Enquanto a articulação avança em Brasília, a opinião pública parece caminhar em outra direção. Uma pesquisa do instituto Datafolha, realizada no fim de julho, mostrou que a maioria dos brasileiros é contra um perdão para os envolvidos nos ataques de 8 de janeiro. A anistia para essas pessoas foi rejeitada por 55% dos entrevistados, enquanto 35% se disseram a favor.

A situação jurídica de Bolsonaro também é um ponto central na tensa relação do Brasil com o governo de Donald Trump nos EUA, que já impôs sanções comerciais ao país e sanções pessoais ao ministro Alexandre de Moraes, alegando uma “caça às bruxas” contra o ex-presidente.

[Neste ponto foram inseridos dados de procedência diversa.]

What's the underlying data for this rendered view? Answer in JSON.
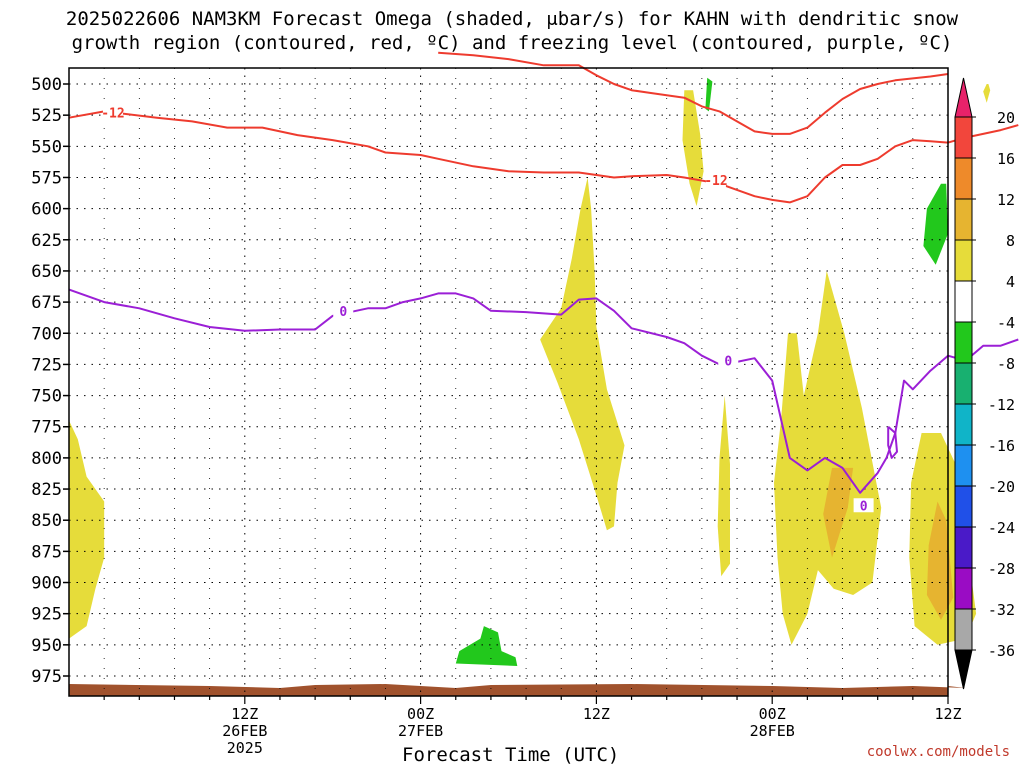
{
  "title_line1": "2025022606 NAM3KM Forecast Omega (shaded, μbar/s) for KAHN with dendritic snow",
  "title_line2": "growth region (contoured, red, ºC) and freezing level (contoured, purple, ºC)",
  "credit": "coolwx.com/models",
  "chart_data": {
    "type": "time-height cross section",
    "xlabel": "Forecast Time (UTC)",
    "ylabel": "",
    "x_range_hours": [
      -4,
      46
    ],
    "y_axis_pressure_ticks": [
      500,
      525,
      550,
      575,
      600,
      625,
      650,
      675,
      700,
      725,
      750,
      775,
      800,
      825,
      850,
      875,
      900,
      925,
      950,
      975
    ],
    "x_ticks": [
      {
        "hour": 6,
        "lines": [
          "12Z",
          "26FEB",
          "2025"
        ]
      },
      {
        "hour": 16,
        "lines": [
          "00Z",
          "27FEB"
        ]
      },
      {
        "hour": 26,
        "lines": [
          "12Z"
        ]
      },
      {
        "hour": 36,
        "lines": [
          "00Z",
          "28FEB"
        ]
      },
      {
        "hour": 46,
        "lines": [
          "12Z"
        ]
      }
    ],
    "colorbar": {
      "labels": [
        "20",
        "16",
        "12",
        "8",
        "4",
        "-4",
        "-8",
        "-12",
        "-16",
        "-20",
        "-24",
        "-28",
        "-32",
        "-36"
      ],
      "bands": [
        "#e8226a",
        "#f2463c",
        "#ee8a2a",
        "#e6b430",
        "#e6dc3a",
        "#ffffff",
        "#22c81c",
        "#18b070",
        "#10b4c8",
        "#1e90f0",
        "#2050e8",
        "#4a1ac8",
        "#9a0cc4",
        "#a8a8a8",
        "#000000"
      ]
    },
    "contours": [
      {
        "field": "temperature",
        "level": -12,
        "label": "-12",
        "color": "#ee3b2e",
        "segments": [
          [
            [
              -4,
              527
            ],
            [
              -2,
              522
            ],
            [
              1,
              527
            ],
            [
              3,
              530
            ],
            [
              5,
              535
            ],
            [
              7,
              535
            ],
            [
              9,
              541
            ],
            [
              11,
              545
            ],
            [
              13,
              550
            ],
            [
              14,
              555
            ],
            [
              16,
              557
            ],
            [
              17,
              560
            ],
            [
              19,
              566
            ],
            [
              21,
              570
            ],
            [
              23,
              571
            ],
            [
              25,
              571
            ],
            [
              26,
              573
            ],
            [
              27,
              575
            ],
            [
              28,
              574
            ],
            [
              30,
              573
            ],
            [
              31,
              575
            ],
            [
              33,
              580
            ],
            [
              34,
              585
            ],
            [
              35,
              590
            ],
            [
              36,
              593
            ],
            [
              37,
              595
            ],
            [
              38,
              590
            ],
            [
              39,
              575
            ],
            [
              40,
              565
            ],
            [
              41,
              565
            ],
            [
              42,
              560
            ],
            [
              43,
              550
            ],
            [
              44,
              545
            ],
            [
              45,
              546
            ],
            [
              46,
              547
            ],
            [
              47,
              543
            ],
            [
              49,
              537
            ],
            [
              50,
              533
            ]
          ],
          [
            [
              17,
              475
            ],
            [
              19,
              477
            ],
            [
              21,
              480
            ],
            [
              23,
              485
            ],
            [
              25,
              485
            ],
            [
              26,
              493
            ],
            [
              27,
              500
            ],
            [
              28,
              505
            ],
            [
              29,
              507
            ],
            [
              31,
              511
            ],
            [
              32,
              518
            ],
            [
              33,
              522
            ],
            [
              34,
              530
            ],
            [
              35,
              538
            ],
            [
              36,
              540
            ],
            [
              37,
              540
            ],
            [
              38,
              535
            ],
            [
              39,
              523
            ],
            [
              40,
              512
            ],
            [
              41,
              504
            ],
            [
              42,
              500
            ],
            [
              43,
              497
            ],
            [
              45,
              494
            ],
            [
              46,
              492
            ]
          ]
        ]
      },
      {
        "field": "temperature",
        "level": 0,
        "label": "0",
        "color": "#9b1fd6",
        "segments": [
          [
            [
              -4,
              665
            ],
            [
              -2,
              675
            ],
            [
              0,
              680
            ],
            [
              2,
              688
            ],
            [
              4,
              695
            ],
            [
              6,
              698
            ],
            [
              8,
              697
            ],
            [
              10,
              697
            ],
            [
              11,
              686
            ],
            [
              13,
              680
            ],
            [
              14,
              680
            ],
            [
              15,
              675
            ],
            [
              16,
              672
            ],
            [
              17,
              668
            ],
            [
              18,
              668
            ],
            [
              19,
              672
            ],
            [
              20,
              682
            ],
            [
              22,
              683
            ],
            [
              24,
              685
            ],
            [
              25,
              673
            ],
            [
              26,
              672
            ],
            [
              27,
              682
            ],
            [
              28,
              696
            ],
            [
              30,
              703
            ],
            [
              31,
              708
            ],
            [
              32,
              718
            ],
            [
              33,
              725
            ],
            [
              34,
              723
            ],
            [
              35,
              720
            ],
            [
              36,
              738
            ],
            [
              37,
              800
            ],
            [
              38,
              810
            ],
            [
              39,
              800
            ],
            [
              40,
              808
            ],
            [
              41,
              828
            ],
            [
              42,
              812
            ],
            [
              42.5,
              800
            ],
            [
              43,
              780
            ],
            [
              43.5,
              738
            ],
            [
              44,
              745
            ],
            [
              45,
              730
            ],
            [
              46,
              718
            ],
            [
              47,
              722
            ],
            [
              48,
              710
            ],
            [
              49,
              710
            ],
            [
              50,
              705
            ]
          ],
          [
            [
              42.6,
              775
            ],
            [
              43,
              780
            ],
            [
              43.1,
              795
            ],
            [
              42.8,
              800
            ],
            [
              42.6,
              790
            ],
            [
              42.6,
              775
            ]
          ]
        ]
      }
    ],
    "omega_regions": [
      {
        "band": "4 to 8",
        "color": "#e6dc3a",
        "polygon": [
          [
            -4,
            770
          ],
          [
            -3.5,
            785
          ],
          [
            -3,
            815
          ],
          [
            -2,
            835
          ],
          [
            -2,
            880
          ],
          [
            -2.5,
            905
          ],
          [
            -3,
            935
          ],
          [
            -4,
            945
          ]
        ]
      },
      {
        "band": "4 to 8",
        "color": "#e6dc3a",
        "polygon": [
          [
            31,
            505
          ],
          [
            30.9,
            545
          ],
          [
            31.3,
            580
          ],
          [
            31.7,
            598
          ],
          [
            32.1,
            570
          ],
          [
            31.9,
            540
          ],
          [
            31.5,
            505
          ]
        ]
      },
      {
        "band": "4 to 8",
        "color": "#e6dc3a",
        "polygon": [
          [
            25.5,
            575
          ],
          [
            25.1,
            600
          ],
          [
            24.6,
            640
          ],
          [
            24,
            680
          ],
          [
            22.8,
            705
          ],
          [
            23.8,
            740
          ],
          [
            25,
            785
          ],
          [
            26,
            830
          ],
          [
            26.6,
            858
          ],
          [
            27,
            855
          ],
          [
            27.2,
            820
          ],
          [
            27.6,
            790
          ],
          [
            26.6,
            745
          ],
          [
            26,
            695
          ],
          [
            25.9,
            650
          ],
          [
            25.7,
            600
          ]
        ]
      },
      {
        "band": "4 to 8",
        "color": "#e6dc3a",
        "polygon": [
          [
            36.9,
            700
          ],
          [
            36.5,
            770
          ],
          [
            36.1,
            820
          ],
          [
            36.3,
            880
          ],
          [
            36.6,
            925
          ],
          [
            37.1,
            950
          ],
          [
            38,
            925
          ],
          [
            38.6,
            890
          ],
          [
            39.5,
            905
          ],
          [
            40.6,
            910
          ],
          [
            41.7,
            900
          ],
          [
            42.2,
            840
          ],
          [
            41.1,
            760
          ],
          [
            40.1,
            700
          ],
          [
            39.1,
            650
          ],
          [
            38.6,
            700
          ],
          [
            37.8,
            750
          ],
          [
            37.4,
            700
          ]
        ]
      },
      {
        "band": "4 to 8",
        "color": "#e6dc3a",
        "polygon": [
          [
            33.3,
            750
          ],
          [
            33,
            800
          ],
          [
            32.9,
            855
          ],
          [
            33.1,
            895
          ],
          [
            33.6,
            885
          ],
          [
            33.6,
            805
          ],
          [
            33.3,
            750
          ]
        ]
      },
      {
        "band": "4 to 8",
        "color": "#e6dc3a",
        "polygon": [
          [
            44.5,
            780
          ],
          [
            43.9,
            820
          ],
          [
            43.8,
            880
          ],
          [
            44.1,
            935
          ],
          [
            45.4,
            950
          ],
          [
            47,
            945
          ],
          [
            47.6,
            925
          ],
          [
            47.1,
            870
          ],
          [
            46.6,
            810
          ],
          [
            45.6,
            780
          ]
        ]
      },
      {
        "band": "8 to 12",
        "color": "#e6b430",
        "polygon": [
          [
            39.4,
            808
          ],
          [
            38.9,
            845
          ],
          [
            39.4,
            880
          ],
          [
            40.3,
            840
          ],
          [
            40.6,
            808
          ]
        ]
      },
      {
        "band": "8 to 12",
        "color": "#e6b430",
        "polygon": [
          [
            45.4,
            835
          ],
          [
            44.9,
            870
          ],
          [
            44.8,
            910
          ],
          [
            45.6,
            930
          ],
          [
            46.3,
            912
          ],
          [
            45.9,
            850
          ]
        ]
      },
      {
        "band": "-4 to -8",
        "color": "#22c81c",
        "polygon": [
          [
            32.3,
            495
          ],
          [
            32.2,
            520
          ],
          [
            32.4,
            522
          ],
          [
            32.6,
            498
          ]
        ]
      },
      {
        "band": "-4 to -8",
        "color": "#22c81c",
        "polygon": [
          [
            45.6,
            580
          ],
          [
            44.8,
            600
          ],
          [
            44.6,
            630
          ],
          [
            45.3,
            645
          ],
          [
            46,
            620
          ],
          [
            45.9,
            580
          ]
        ]
      },
      {
        "band": "-4 to -8",
        "color": "#22c81c",
        "polygon": [
          [
            18,
            965
          ],
          [
            18.2,
            955
          ],
          [
            19.4,
            945
          ],
          [
            19.6,
            935
          ],
          [
            20.4,
            940
          ],
          [
            20.6,
            955
          ],
          [
            21.4,
            960
          ],
          [
            21.5,
            967
          ]
        ]
      },
      {
        "band": "4 to 8",
        "color": "#e6dc3a",
        "polygon": [
          [
            48.2,
            500
          ],
          [
            48,
            506
          ],
          [
            48.2,
            515
          ],
          [
            48.4,
            505
          ],
          [
            48.3,
            500
          ]
        ]
      }
    ]
  }
}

Um Duelo de Poderes: Judiciário vs. Legislativo

O início do julgamento de Bolsonaro no STF e a simultânea articulação por uma anistia para Bolsonaro no Congresso configuram um dos mais claros duelos entre poderes da história recente do Brasil. De um lado, o Judiciário busca exercer seu papel de aplicar a lei e julgar um ex-presidente por crimes contra a democracia. Do outro, o Legislativo se mobiliza para usar sua prerrogativa de criar leis para oferecer uma solução política que anule os efeitos da ação judicial. O desfecho dessa queda de braço não definirá apenas o futuro de Jair Bolsonaro, mas também os limites e o equilíbrio de poder na República brasileira.